Like most preschools in the US, they sing songs, tell stories, learn some sight words (Chinese characters) that pertain to the stories, and they play a lot. Seems fun to me!

Again, the school packing list was sent out a little late for my personal taste, but I also didn’t open it in a timely manner. Because this is a preschool, they are supposed to pack extra clothes (which Glow Worm has already made use of since he has decided to start napping for 1.5-2 hours a day – much to my annoyance at bed time, but whatever, he’s still sleeping relatively earlier than he used to).

They also need to provide a bowl and utensils (again, not a problem for Glow Worm since I am packing all his food due to food allergies); blankets/pillows/sleeping bags for nap time – this I did NOT provide because I’m not buying bedding in Taiwan that I am only using for 4 weeks; and a communication book.

That communication book threw me for a loop because we do not have anything like that in the US. Turns out the school provides the book and they write in what the kids learned that day as well as any concerns or reminders they want to give to the individual parent or kid.

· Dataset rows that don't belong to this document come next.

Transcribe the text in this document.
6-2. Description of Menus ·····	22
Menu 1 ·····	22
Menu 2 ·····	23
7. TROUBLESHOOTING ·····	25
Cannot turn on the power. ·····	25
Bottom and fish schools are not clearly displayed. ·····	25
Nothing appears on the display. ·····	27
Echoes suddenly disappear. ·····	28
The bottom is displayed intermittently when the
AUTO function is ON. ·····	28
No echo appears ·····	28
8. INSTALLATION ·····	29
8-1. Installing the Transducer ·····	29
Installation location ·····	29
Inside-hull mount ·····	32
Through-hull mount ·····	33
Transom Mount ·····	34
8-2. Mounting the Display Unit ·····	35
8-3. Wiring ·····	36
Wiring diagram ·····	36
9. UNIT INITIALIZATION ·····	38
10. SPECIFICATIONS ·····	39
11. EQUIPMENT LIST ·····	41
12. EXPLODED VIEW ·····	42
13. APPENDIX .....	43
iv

You can also write in the book with any of your non-emergency concerns.

Who knew that I would ALSO have to improve my Chinese reading in order to hang with my kids? I thought this was an international school! Why is every communication in Chinese? LOLSOB. Oh, because we are in Taiwan. Sigh.

Anyhow, Glow Worm is just bursting with talking – both in English and Chinese and he is super excited about everything. And gracious, he is a super extrovert. Not sure if his Chinese is improving because (2.85) again, he only recently started talking, but I can only imagine that his Chinese comprehension is upping because that is all he hears every day at school.

As for Gamera, her Chinese was always very good and while I haven’t seen any marked improvement, I’m pleased that she is keeping up and still speaks a lot of Chinese to me (more so than before).

Ok. That was quite a blathery update with both germane and non-germane information. But hopefully, it gives you a glimpse of what school is like here in Taiwan – at least for the summer.

If you’re also here in Taiwan for the summer, I’m curious as to your experiences, too. Let me know in the comments.